От толпы отделилась группа всадников, поскакала к крепости. Казаки! В них не стреляли – всем хотелось услышать весть. Оказавшись под самой стеной, они начали кричать. Дескать, покоритесь царю Димитрию! Вам же лучше будет. Вон из Переяславля гонцы прибежали – бьют челом, просят законного царя владеть городом. С ними из Александрова, из царской слободы, людишки – тоже кланяются, признаём, дескать.

Митрий побежал к Роще.

Князь уже знал о покорности Переяславля и Александровой слободы, раздражённо ходил перед Иоасафом, говорил:

– Гнездо древнейшее! Гнездо Александра Ярославича! Как могли они вору предаться!

– Так и Шуйский, коли присмотреться, – вор! – с вызовом сказал Голохвастый.

Иоасаф зыркнул на него так, что тот опустил голову, скрывая дерзкий блеск светлых глаз.

– Теперь Сапега должен туда людей послать – всех к присяге подвести. А мы что?

Рощу угнетало бездействие. Заутрени, обедни и вечерни шли чередом, но крестьяне так и жили таборами на дворе, и уж дров на приготовление пищи не хватало, и младенцы умирали от того, что у матерей кончалось молоко.

– Дело монашеское – молиться, дело воинское – к сражению готовиться, – тихо молвил архимандрит.

– Прав ты, отче, – сказал Григорий Иванович. – Сын мой умнее меня оказался, свои сотни к вылазкам готовит, крестьян обучает. И мы примемся.
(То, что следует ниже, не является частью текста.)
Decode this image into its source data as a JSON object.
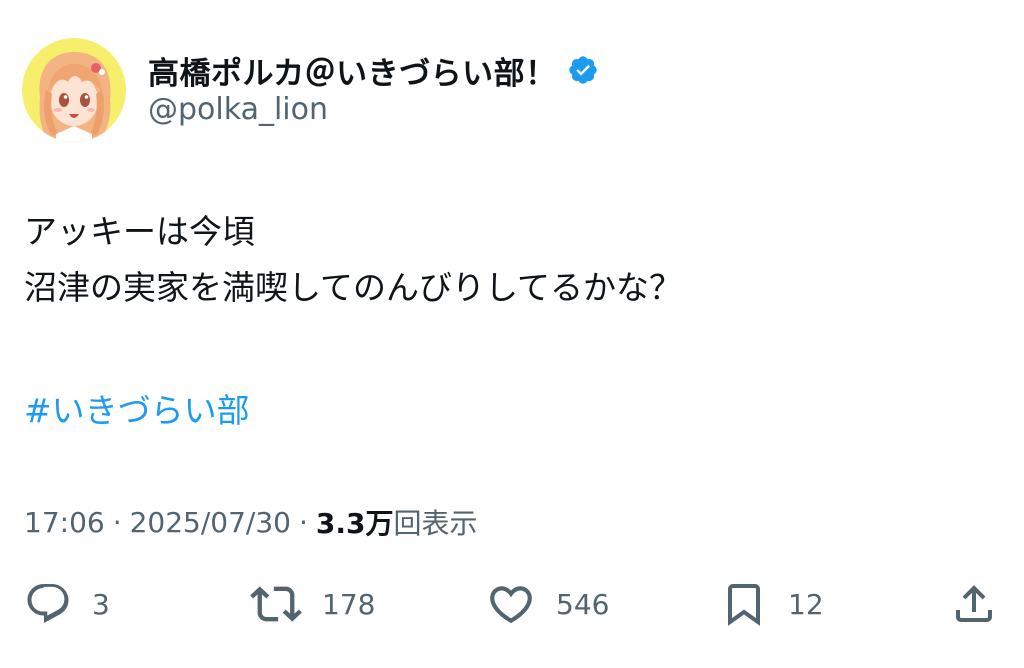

– Что же ваш келарь? Почто Авраамий не хлопочет, почто из Москвы помощь не идёт? – с вызовом сказал Голохвастый. – Лисовчиков в таборе много меньше стало. Неспроста. Что-то они задумали.

– Гонца пошлём… – задумчиво ответил Иоасаф. – Пусть из Москвы на табор Сапеги ударят, тут и мы из ворот выйдем.

– Меня пошлите, дяденьки! – вдруг выскочил из угла Митрий. – Я здесь все тропки ведаю, и Москву знаю.

Иоасаф медленно повернулся к нему всем телом, опершись руками на тяжёлый жезл, вгляделся в карие, широко расставленные глаза под светлой чёлкой.

– Ты, вьюноша, келарев подручник. Авраамий, на Москву отбывая, тебя мне поручил. Указ тебе – я да князь-воевода. Надо будет – пошлём. А пока твоё дело – за Григорием Борисовичем следовать!

После обедни Иоасаф послал монахов к сотникам – обучаться уставу воинскому – в непогоду, под начавшимся дождём.

10 октября 1608 года

Заполночь открылся потайной ход возле Сушильной башни, и два казака, перекрестившись, вышли в ров. Тихо пробирались они вдоль пепелища Служней слободы в Служень овраг, к речке Корбушке. По Московской дороге ныне не пройти, но можно попробовать по Стромынке. На неё, правда, ещё выбраться надо – дорогами лесными да просёлочными. В Громкове, у брода через Ворю, можно коней купить – и доскакать до подворья монастырского, весть подать.

Но не вышло. Поутру, как развиднелось, дозор лисовчиков схватил гонцов. Перебежчики узнали казаков, отобрали грамоты.

11 октября 1608 года

В монастыре праздновали Покров и служили молебен, согласное пение раздавалось далеко в чистом холодном воздухе. И задумывалась москва в стане лисовчиков: с нами ныне удача, а с ними – Бог. Как быть-то?

13 октября 1608 года

С ночи холодный густой туман окутал холмы и овраги Троицы. В безветрии не хотел он рассеиваться, льнул к промокшей земле, а когда к полудню растаял, клёны, ещё вчера стоявшие зелёными, оказались жёлтыми.